On May 6, 2010, US equity markets suddenly and mysteriously plunged and rebounded in less than half an hour.

The “flash crash” was short, but it was enough time for the equity prices of some of the world’s biggest companies to fluctuate dramatically. Shares in management consultancy firm Accenture, for example, dropped from $40 to 1 cent. Procter & Gamble’s share price fell 37 per cent at one point.

Although prices quickly sprang back up again, some investors lost out as a result of the crash, including one US investor in the US who lost $17,000 because his order to sell shares in Procter & Gamble – spurred by his worry about what was happening in the market – was executed just after prices fell.

The official report located the source of the problem to a large order from a single institutional investor which then triggered rapid automated selling by other traders, including high-frequency traders.

But experts still don’t really know why this “near miss” happened, or how to prevent it happening again.

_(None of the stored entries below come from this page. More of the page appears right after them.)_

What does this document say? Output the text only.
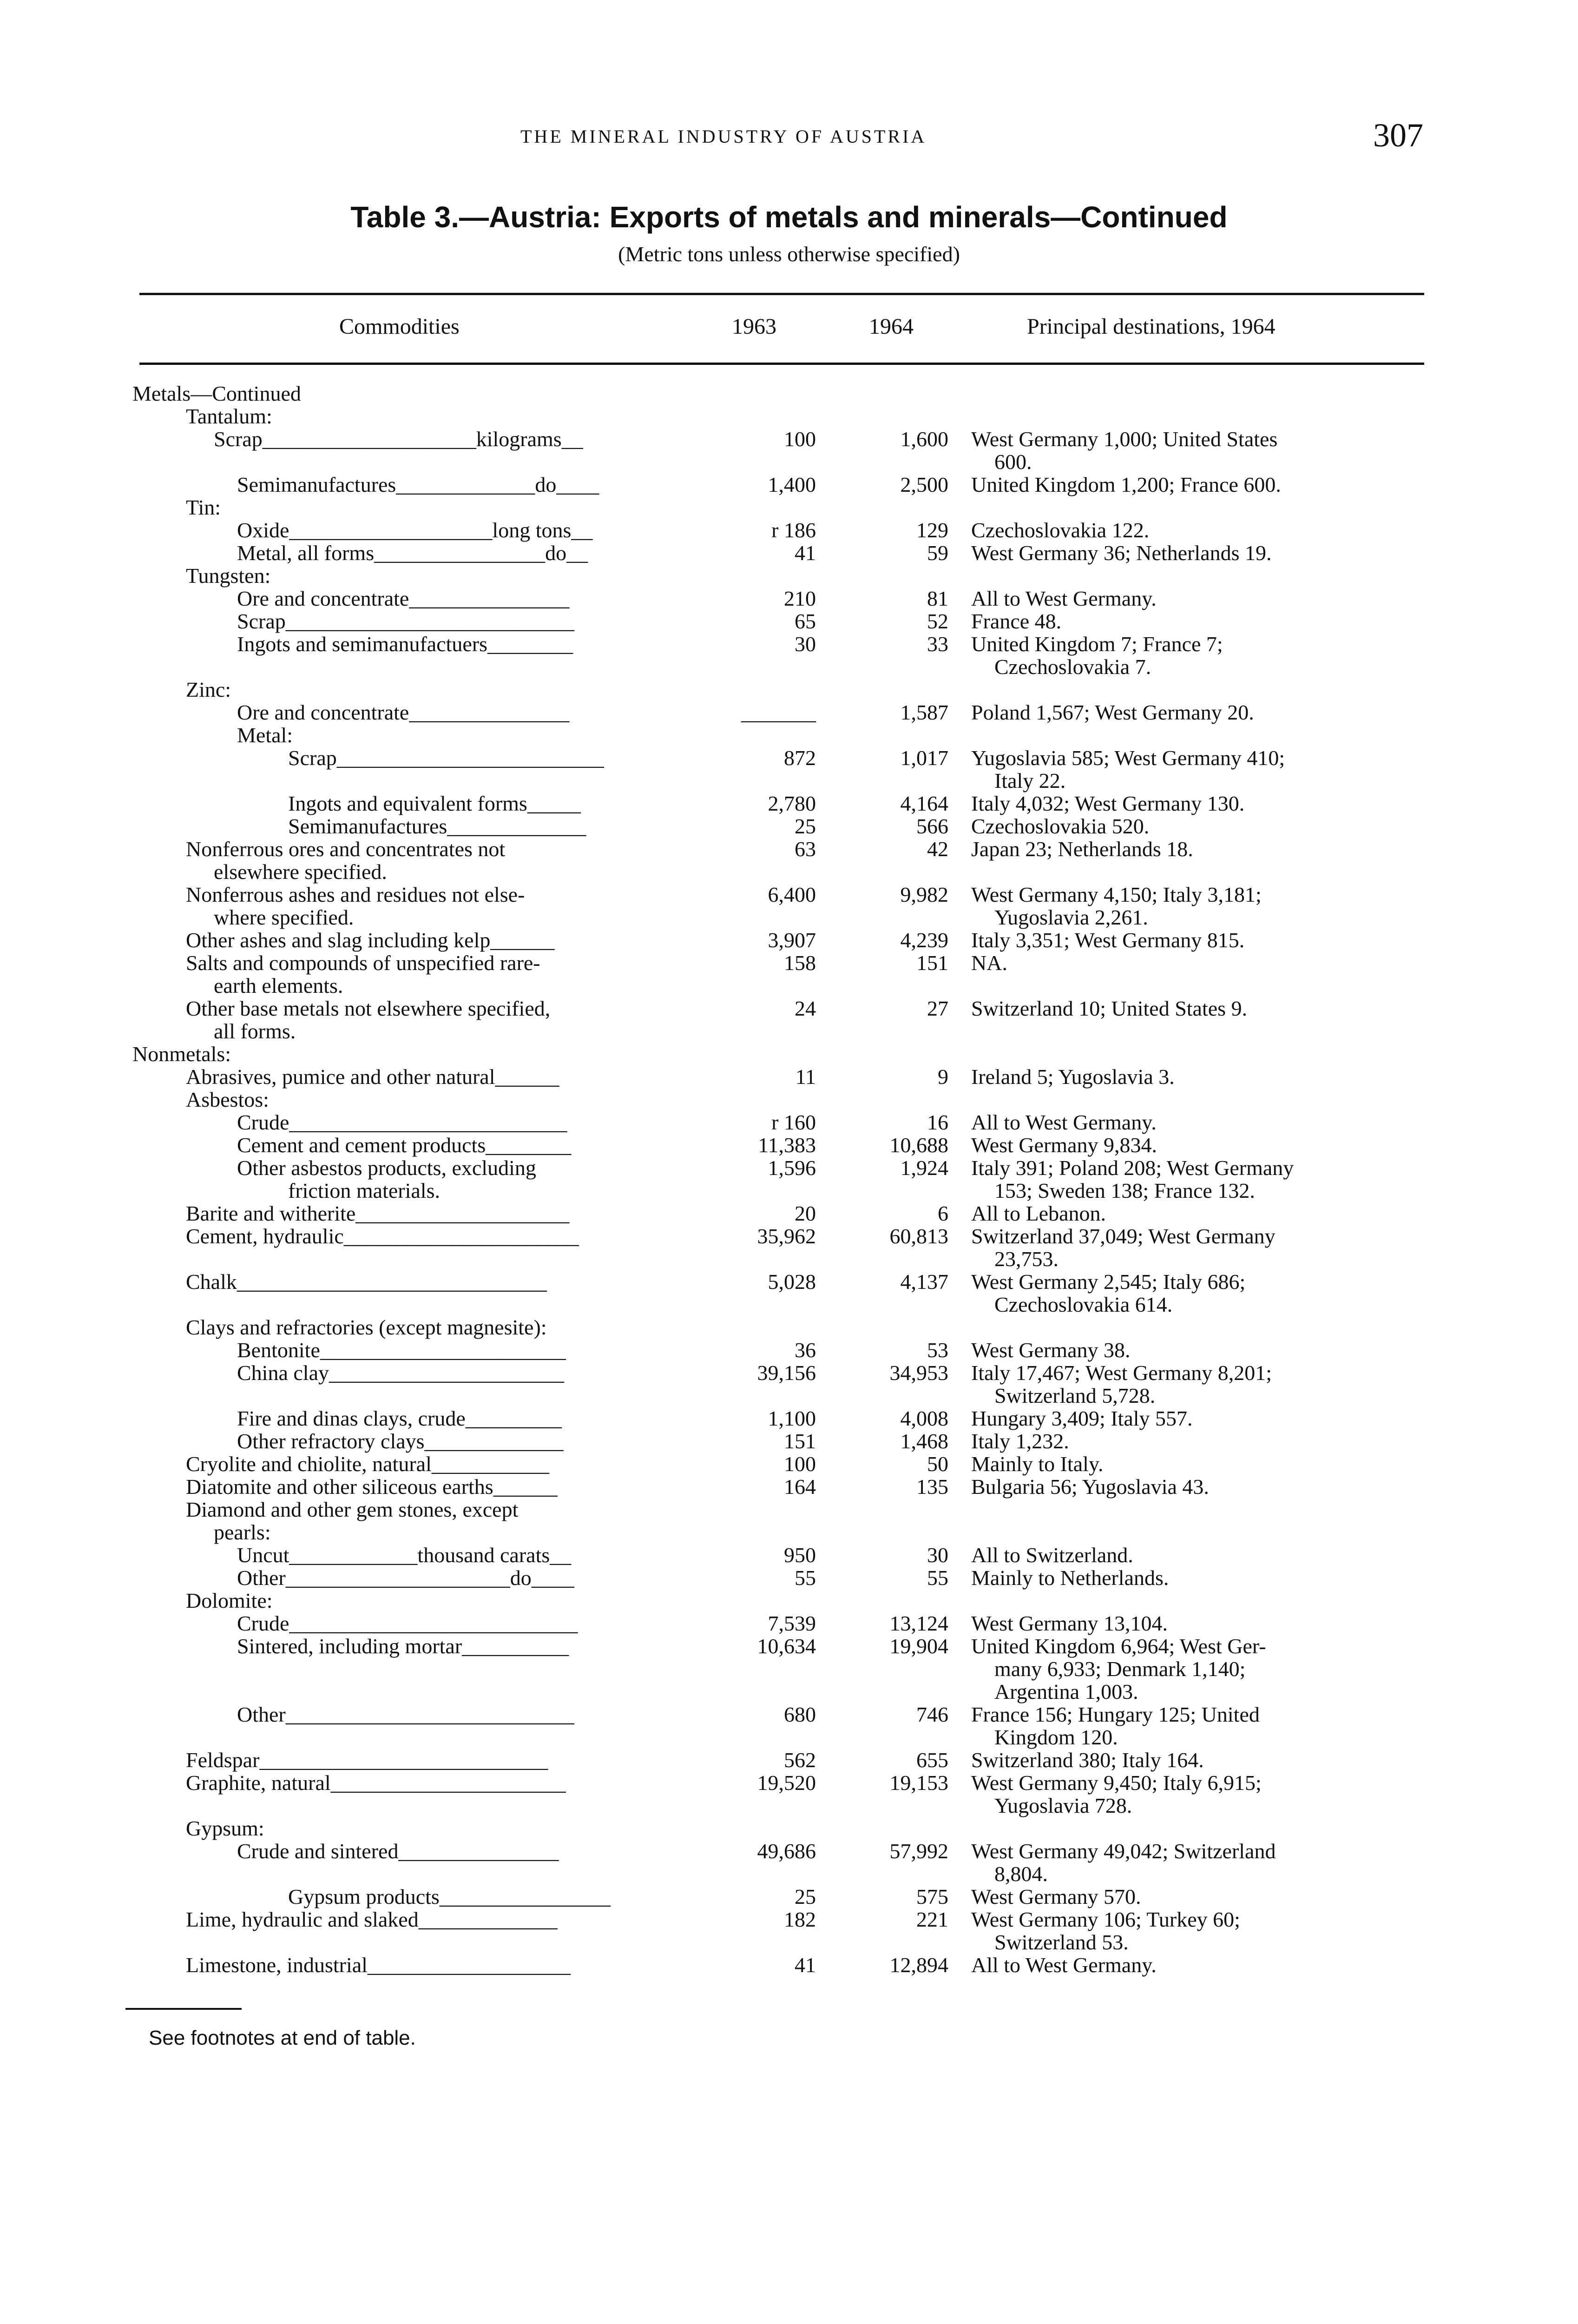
THE MINERAL INDUSTRY OF AUSTRIA	307
Table 3.—Austria: Exports of metals and minerals—Continued
(Metric tons unless otherwise specified)
Commodities	1963	1964	Principal destinations, 1964
Metals—Continued
Tantalum:
Scrap____________________kilograms__	100	1,600 West Germany 1,000; United States
600.
Semimanufactures_____________do____	1,400	2,500 United Kingdom 1,200; France 600.
Tin:
Oxide___________________long tons__	r 186	129 Czechoslovakia 122.
Metal, all forms________________do__	41	59 West Germany 36; Netherlands 19.
Tungsten:
Ore and concentrate_______________	210	81 All to West Germany.
Scrap___________________________	65	52 France 48.
Ingots and semimanufactuers________	30	33 United Kingdom 7; France 7;
Czechoslovakia 7.
Zinc:
Ore and concentrate_______________	_______	1,587 Poland 1,567; West Germany 20.
Metal:
Scrap_________________________	872	1,017 Yugoslavia 585; West Germany 410;
Italy 22.
Ingots and equivalent forms_____	2,780	4,164 Italy 4,032; West Germany 130.
Semimanufactures_____________	25	566 Czechoslovakia 520.
Nonferrous ores and concentrates not	63	42 Japan 23; Netherlands 18.
elsewhere specified.
Nonferrous ashes and residues not else-	6,400	9,982 West Germany 4,150; Italy 3,181;
where specified.	Yugoslavia 2,261.
Other ashes and slag including kelp______	3,907	4,239 Italy 3,351; West Germany 815.
Salts and compounds of unspecified rare-	158	151 NA.
earth elements.
Other base metals not elsewhere specified,	24	27 Switzerland 10; United States 9.
all forms.
Nonmetals:
Abrasives, pumice and other natural______	11	9 Ireland 5; Yugoslavia 3.
Asbestos:
Crude__________________________	r 160	16 All to West Germany.
Cement and cement products________	11,383	10,688 West Germany 9,834.
Other asbestos products, excluding	1,596	1,924 Italy 391; Poland 208; West Germany
friction materials.	153; Sweden 138; France 132.
Barite and witherite____________________	20	6 All to Lebanon.
Cement, hydraulic______________________	35,962	60,813 Switzerland 37,049; West Germany
23,753.
Chalk_____________________________	5,028	4,137 West Germany 2,545; Italy 686;
Czechoslovakia 614.
Clays and refractories (except magnesite):
Bentonite_______________________	36	53 West Germany 38.
China clay______________________	39,156	34,953 Italy 17,467; West Germany 8,201;
Switzerland 5,728.
Fire and dinas clays, crude_________	1,100	4,008 Hungary 3,409; Italy 557.
Other refractory clays_____________	151	1,468 Italy 1,232.
Cryolite and chiolite, natural___________	100	50 Mainly to Italy.
Diatomite and other siliceous earths______	164	135 Bulgaria 56; Yugoslavia 43.
Diamond and other gem stones, except
pearls:
Uncut____________thousand carats__	950	30 All to Switzerland.
Other_____________________do____	55	55 Mainly to Netherlands.
Dolomite:
Crude___________________________	7,539	13,124 West Germany 13,104.
Sintered, including mortar__________	10,634	19,904 United Kingdom 6,964; West Ger-
many 6,933; Denmark 1,140;
Argentina 1,003.
Other___________________________	680	746 France 156; Hungary 125; United
Kingdom 120.
Feldspar___________________________	562	655 Switzerland 380; Italy 164.
Graphite, natural______________________	19,520	19,153 West Germany 9,450; Italy 6,915;
Yugoslavia 728.
Gypsum:
Crude and sintered_______________	49,686	57,992 West Germany 49,042; Switzerland
8,804.
Gypsum products________________	25	575 West Germany 570.
Lime, hydraulic and slaked_____________	182	221 West Germany 106; Turkey 60;
Switzerland 53.
Limestone, industrial___________________	41	12,894 All to West Germany.
See footnotes at end of table.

Technology allows firms to trade ever faster, but it also magnifies problems when they occur, at speeds that no human can hope to keep an eye on.

Since 2010 there have been other, smaller, glitches, including the software failures that delayed the opening trade of Facebook’s initial public offering.

But one of the most alarming problems occured in August 2012 and sent Knight Capital, the Wall Street brokerage firm, close to bankrupcy.

The company had installed new software which then appeared to be making trades the company didn’t intend. Unwinding the purchases of shares made in just 45 minutes has so far cost the company half a billion dollars.